まずは、栗原先生に施術していただいた腰痛ですが、現在も調子よく過ごさせていただいております。人の体に何かをすると、何もしなかったときの状態とは比べられないので何とも言えませんが、われわれの言う「長期成績」としては「効果アリ」だったと思います。 ただ、親子のコミュニケーションとして、娘のマッサージも受けてはいますが・・・。

 

そもそも、医師でも看護師でも、鍼灸師でも柔道整復師でも、こういう医療職に就きたいと思う人の気持ちはだいたい同じです。自分の体の調子が悪い時に治してくれた先生のようになりたい、自分の家族を親身になって看護してくれたお姉さんのようになりたい、逆に今の医療に疑問があり、自分の力で変えたい、などなど。

 

医師の場合は研究職につく方もいます。
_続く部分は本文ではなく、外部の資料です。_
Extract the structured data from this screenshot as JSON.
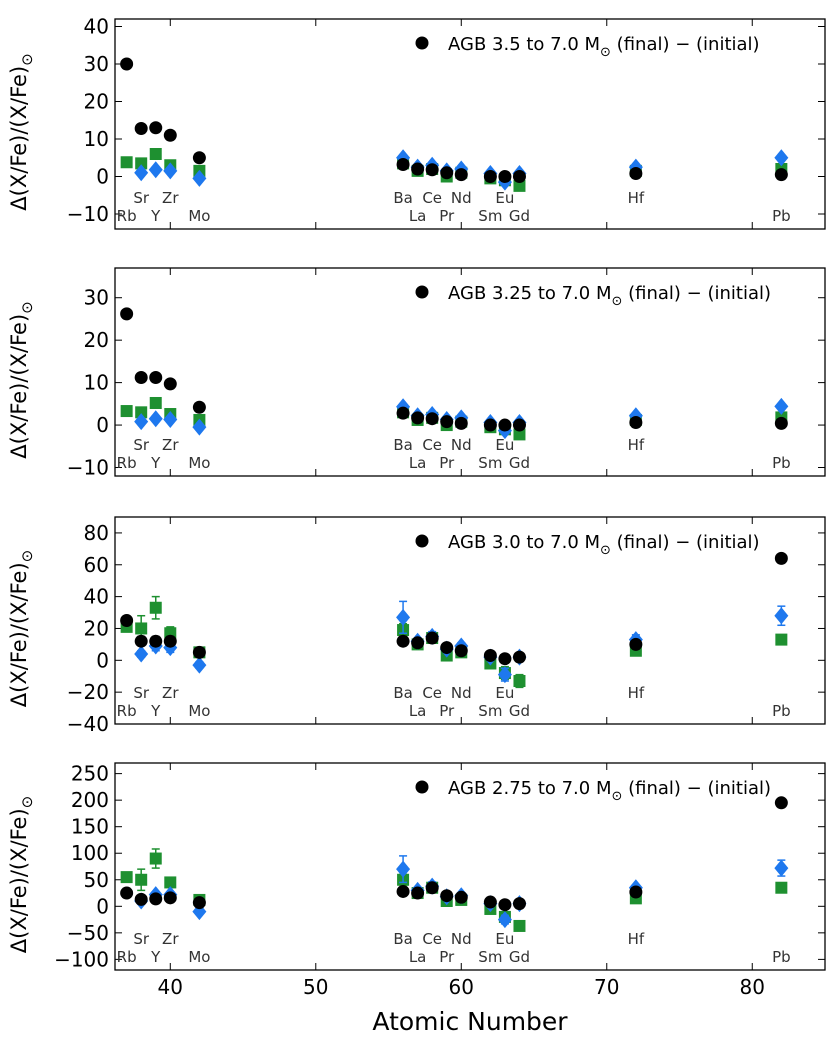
{
  "figure": {
    "xlabel": "Atomic Number",
    "ylabel": "Δ(X/Fe)/(X/Fe)",
    "ylabel_sub": "⊙",
    "xlim": [
      36.2,
      85
    ],
    "xticks": [
      40,
      50,
      60,
      70,
      80
    ],
    "colors": {
      "circle": "#000000",
      "square": "#1e9030",
      "diamond": "#1e78ee"
    }
  },
  "chart_data": [
    {
      "type": "scatter",
      "legend": {
        "marker": "circle",
        "label": "AGB 3.5 to 7.0 M⊙ (final) − (initial)",
        "pre": "AGB 3.5 to 7.0 M",
        "sub": "⊙",
        "post": " (final) − (initial)"
      },
      "ylim": [
        -14,
        42
      ],
      "yticks": [
        -10,
        0,
        10,
        20,
        30,
        40
      ],
      "elements": [
        {
          "sym": "Rb",
          "z": 37,
          "row": "low"
        },
        {
          "sym": "Sr",
          "z": 38,
          "row": "high"
        },
        {
          "sym": "Y",
          "z": 39,
          "row": "low"
        },
        {
          "sym": "Zr",
          "z": 40,
          "row": "high"
        },
        {
          "sym": "Mo",
          "z": 42,
          "row": "low"
        },
        {
          "sym": "Ba",
          "z": 56,
          "row": "high"
        },
        {
          "sym": "La",
          "z": 57,
          "row": "low"
        },
        {
          "sym": "Ce",
          "z": 58,
          "row": "high"
        },
        {
          "sym": "Pr",
          "z": 59,
          "row": "low"
        },
        {
          "sym": "Nd",
          "z": 60,
          "row": "high"
        },
        {
          "sym": "Sm",
          "z": 62,
          "row": "low"
        },
        {
          "sym": "Eu",
          "z": 63,
          "row": "high"
        },
        {
          "sym": "Gd",
          "z": 64,
          "row": "low"
        },
        {
          "sym": "Hf",
          "z": 72,
          "row": "high"
        },
        {
          "sym": "Pb",
          "z": 82,
          "row": "low"
        }
      ],
      "series": [
        {
          "marker": "square",
          "x": [
            37,
            38,
            39,
            40,
            42,
            56,
            57,
            58,
            59,
            60,
            62,
            63,
            64,
            72,
            82
          ],
          "y": [
            3.8,
            3.5,
            6,
            3,
            1.5,
            3.5,
            1.5,
            2,
            0,
            1,
            -0.5,
            -1,
            -2.5,
            1.5,
            2
          ]
        },
        {
          "marker": "diamond",
          "x": [
            38,
            39,
            40,
            42,
            56,
            57,
            58,
            59,
            60,
            62,
            63,
            64,
            72,
            82
          ],
          "y": [
            1,
            1.8,
            1.5,
            -0.5,
            5,
            2.5,
            3,
            1.5,
            2,
            0.8,
            -1.5,
            0.8,
            2.5,
            5
          ]
        },
        {
          "marker": "circle",
          "x": [
            37,
            38,
            39,
            40,
            42,
            56,
            57,
            58,
            59,
            60,
            62,
            63,
            64,
            72,
            82
          ],
          "y": [
            30,
            12.8,
            13,
            11,
            5,
            3.2,
            2,
            1.8,
            1,
            0.5,
            0,
            0,
            0,
            0.8,
            0.5
          ]
        }
      ]
    },
    {
      "type": "scatter",
      "legend": {
        "marker": "circle",
        "label": "AGB 3.25 to 7.0 M⊙ (final) − (initial)",
        "pre": "AGB 3.25 to 7.0 M",
        "sub": "⊙",
        "post": " (final) − (initial)"
      },
      "ylim": [
        -12,
        37
      ],
      "yticks": [
        -10,
        0,
        10,
        20,
        30
      ],
      "elements": [
        {
          "sym": "Rb",
          "z": 37,
          "row": "low"
        },
        {
          "sym": "Sr",
          "z": 38,
          "row": "high"
        },
        {
          "sym": "Y",
          "z": 39,
          "row": "low"
        },
        {
          "sym": "Zr",
          "z": 40,
          "row": "high"
        },
        {
          "sym": "Mo",
          "z": 42,
          "row": "low"
        },
        {
          "sym": "Ba",
          "z": 56,
          "row": "high"
        },
        {
          "sym": "La",
          "z": 57,
          "row": "low"
        },
        {
          "sym": "Ce",
          "z": 58,
          "row": "high"
        },
        {
          "sym": "Pr",
          "z": 59,
          "row": "low"
        },
        {
          "sym": "Nd",
          "z": 60,
          "row": "high"
        },
        {
          "sym": "Sm",
          "z": 62,
          "row": "low"
        },
        {
          "sym": "Eu",
          "z": 63,
          "row": "high"
        },
        {
          "sym": "Gd",
          "z": 64,
          "row": "low"
        },
        {
          "sym": "Hf",
          "z": 72,
          "row": "high"
        },
        {
          "sym": "Pb",
          "z": 82,
          "row": "low"
        }
      ],
      "series": [
        {
          "marker": "square",
          "x": [
            37,
            38,
            39,
            40,
            42,
            56,
            57,
            58,
            59,
            60,
            62,
            63,
            64,
            72,
            82
          ],
          "y": [
            3.3,
            3,
            5.2,
            2.6,
            1.2,
            3,
            1.2,
            1.7,
            0,
            0.8,
            -0.5,
            -1,
            -2.2,
            1.2,
            1.8
          ]
        },
        {
          "marker": "diamond",
          "x": [
            38,
            39,
            40,
            42,
            56,
            57,
            58,
            59,
            60,
            62,
            63,
            64,
            72,
            82
          ],
          "y": [
            0.8,
            1.5,
            1.3,
            -0.5,
            4.3,
            2.2,
            2.5,
            1.3,
            1.7,
            0.6,
            -1.3,
            0.6,
            2.2,
            4.4
          ]
        },
        {
          "marker": "circle",
          "x": [
            37,
            38,
            39,
            40,
            42,
            56,
            57,
            58,
            59,
            60,
            62,
            63,
            64,
            72,
            82
          ],
          "y": [
            26.2,
            11.2,
            11.2,
            9.7,
            4.2,
            2.8,
            1.7,
            1.5,
            0.8,
            0.4,
            0,
            0,
            0,
            0.6,
            0.4
          ]
        }
      ]
    },
    {
      "type": "scatter",
      "legend": {
        "marker": "circle",
        "label": "AGB 3.0 to 7.0 M⊙ (final) − (initial)",
        "pre": "AGB 3.0 to 7.0 M",
        "sub": "⊙",
        "post": " (final) − (initial)"
      },
      "ylim": [
        -40,
        90
      ],
      "yticks": [
        -40,
        -20,
        0,
        20,
        40,
        60,
        80
      ],
      "elements": [
        {
          "sym": "Rb",
          "z": 37,
          "row": "low"
        },
        {
          "sym": "Sr",
          "z": 38,
          "row": "high"
        },
        {
          "sym": "Y",
          "z": 39,
          "row": "low"
        },
        {
          "sym": "Zr",
          "z": 40,
          "row": "high"
        },
        {
          "sym": "Mo",
          "z": 42,
          "row": "low"
        },
        {
          "sym": "Ba",
          "z": 56,
          "row": "high"
        },
        {
          "sym": "La",
          "z": 57,
          "row": "low"
        },
        {
          "sym": "Ce",
          "z": 58,
          "row": "high"
        },
        {
          "sym": "Pr",
          "z": 59,
          "row": "low"
        },
        {
          "sym": "Nd",
          "z": 60,
          "row": "high"
        },
        {
          "sym": "Sm",
          "z": 62,
          "row": "low"
        },
        {
          "sym": "Eu",
          "z": 63,
          "row": "high"
        },
        {
          "sym": "Gd",
          "z": 64,
          "row": "low"
        },
        {
          "sym": "Hf",
          "z": 72,
          "row": "high"
        },
        {
          "sym": "Pb",
          "z": 82,
          "row": "low"
        }
      ],
      "series": [
        {
          "marker": "square",
          "x": [
            37,
            38,
            39,
            40,
            42,
            56,
            57,
            58,
            59,
            60,
            62,
            63,
            64,
            72,
            82
          ],
          "y": [
            21,
            20,
            33,
            17,
            5,
            19,
            10,
            14,
            3,
            5,
            -2,
            -8,
            -13,
            6,
            13
          ],
          "err": [
            2,
            8,
            7,
            4,
            2,
            4,
            2,
            2,
            2,
            2,
            2,
            4,
            4,
            3,
            2
          ]
        },
        {
          "marker": "diamond",
          "x": [
            38,
            39,
            40,
            42,
            56,
            57,
            58,
            59,
            60,
            62,
            63,
            64,
            72,
            82
          ],
          "y": [
            4,
            9,
            8,
            -3,
            27,
            12,
            15,
            7,
            9,
            2,
            -9,
            2,
            13,
            28
          ],
          "err": [
            2,
            3,
            3,
            2,
            10,
            2,
            3,
            2,
            2,
            2,
            4,
            2,
            3,
            6
          ]
        },
        {
          "marker": "circle",
          "x": [
            37,
            38,
            39,
            40,
            42,
            56,
            57,
            58,
            59,
            60,
            62,
            63,
            64,
            72,
            82
          ],
          "y": [
            25,
            12,
            12,
            12,
            5,
            12,
            11,
            14,
            8,
            6,
            3,
            1,
            2,
            10,
            64
          ]
        }
      ]
    },
    {
      "type": "scatter",
      "legend": {
        "marker": "circle",
        "label": "AGB 2.75 to 7.0 M⊙ (final) − (initial)",
        "pre": "AGB 2.75 to 7.0 M",
        "sub": "⊙",
        "post": " (final) − (initial)"
      },
      "ylim": [
        -120,
        270
      ],
      "yticks": [
        -100,
        -50,
        0,
        50,
        100,
        150,
        200,
        250
      ],
      "elements": [
        {
          "sym": "Rb",
          "z": 37,
          "row": "low"
        },
        {
          "sym": "Sr",
          "z": 38,
          "row": "high"
        },
        {
          "sym": "Y",
          "z": 39,
          "row": "low"
        },
        {
          "sym": "Zr",
          "z": 40,
          "row": "high"
        },
        {
          "sym": "Mo",
          "z": 42,
          "row": "low"
        },
        {
          "sym": "Ba",
          "z": 56,
          "row": "high"
        },
        {
          "sym": "La",
          "z": 57,
          "row": "low"
        },
        {
          "sym": "Ce",
          "z": 58,
          "row": "high"
        },
        {
          "sym": "Pr",
          "z": 59,
          "row": "low"
        },
        {
          "sym": "Nd",
          "z": 60,
          "row": "high"
        },
        {
          "sym": "Sm",
          "z": 62,
          "row": "low"
        },
        {
          "sym": "Eu",
          "z": 63,
          "row": "high"
        },
        {
          "sym": "Gd",
          "z": 64,
          "row": "low"
        },
        {
          "sym": "Hf",
          "z": 72,
          "row": "high"
        },
        {
          "sym": "Pb",
          "z": 82,
          "row": "low"
        }
      ],
      "series": [
        {
          "marker": "square",
          "x": [
            37,
            38,
            39,
            40,
            42,
            56,
            57,
            58,
            59,
            60,
            62,
            63,
            64,
            72,
            82
          ],
          "y": [
            55,
            50,
            90,
            45,
            12,
            50,
            25,
            35,
            10,
            12,
            -5,
            -20,
            -37,
            15,
            35
          ],
          "err": [
            5,
            20,
            18,
            5,
            5,
            10,
            5,
            5,
            3,
            3,
            3,
            8,
            8,
            5,
            5
          ]
        },
        {
          "marker": "diamond",
          "x": [
            38,
            39,
            40,
            42,
            56,
            57,
            58,
            59,
            60,
            62,
            63,
            64,
            72,
            82
          ],
          "y": [
            10,
            22,
            22,
            -10,
            70,
            30,
            38,
            18,
            20,
            5,
            -25,
            5,
            35,
            72
          ],
          "err": [
            5,
            5,
            5,
            5,
            25,
            5,
            8,
            5,
            5,
            3,
            8,
            3,
            5,
            15
          ]
        },
        {
          "marker": "circle",
          "x": [
            37,
            38,
            39,
            40,
            42,
            56,
            57,
            58,
            59,
            60,
            62,
            63,
            64,
            72,
            82
          ],
          "y": [
            25,
            13,
            14,
            16,
            7,
            28,
            25,
            35,
            20,
            17,
            8,
            3,
            5,
            27,
            195
          ]
        }
      ]
    }
  ]
}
中には学校の成績がいいだけで医学部を目指す人もいるかもしれませんが、僕の知りうる中ではほとんどそういう人はいませんでした。

 

みんな、初めの「こうなりたい!」という動機は「患者さんの笑顔が見たいから」。自分にかかわった人が幸せそうになるのはこちらも幸せな気分になりますよね。

 

人をまず幸せな気分にするためにはもちろん「資格」や「経験」、「技術」は大切ですが、何よりも大切なのは自分の笑顔と相手に対する「敬意」だと思っています。これが欠けている医師はけっこう多いんです。

 

医師は何もできないまま社会に出ますが、医師免許を持っているというだけで初めから周りにちやほやされることが実は多いんです。それゆえ、患者さんや他の医療関係者、製薬会社の方々に非常に尊大な態度で接する医師が多いのだと思います。

 

これは、世の中における「医師免許」の存在感、大きすぎる権威が一因になっているのは言うまでもありません。最近の医療訴訟を見ても、とてもじゃないけれども不幸な転帰をたどった方々に対する態度とは思えない対応が多すぎますよね。

 

大きすぎる権力は競争意識を失わせ、サービス、知識量の低下をきたします。 一方、今回はじめてお付き合いさせていただいた鍼灸師や柔道整復師の方々は、皆様が素敵な笑顔と相手に対する敬意をお持ちであり、同じ医療者としても十分尊敬に値する方々でした。

 

自分の知識や技術にも自信をお持ちであり、こういった方々が患者さんを幸せな気分にできるのだろうと改めて思いました。

 

これからの社会は今までとは形が変化していくことは間違いありません。学歴が高いから、高収入の職業に就いたから、出世したからと言って決して「幸せ」とは限らないんです。

 

一つの価値観だけではない、多様な価値観の中で自分の幸せを追求していく時代に、医療の世界も多様性を持つ必要があると思います。 今いる人は総じて「変化」を嫌います。しかし、僕たちの気付かなかったところで確かに医療界に「変化」を起こそうとしている人たちの動きを感じることができました。

 

もとはと言えば同じ動機で選んだ職業同志です。お互い知らないふりをするのではなく、自分と違うものを認める寛容性を持てば、もっともっと素晴らしい可能性がみられるのではないかという思いになりました。

 

「おもしろきこともなき世をおもしろく」 

 

これは幕末の志士、高杉晋作の言葉です。鍼灸師や柔道整復師の方々との交流は、本当に未来にわくわくするようなことがありそうでとても面白いです。 栗原先生、ありがとうございました。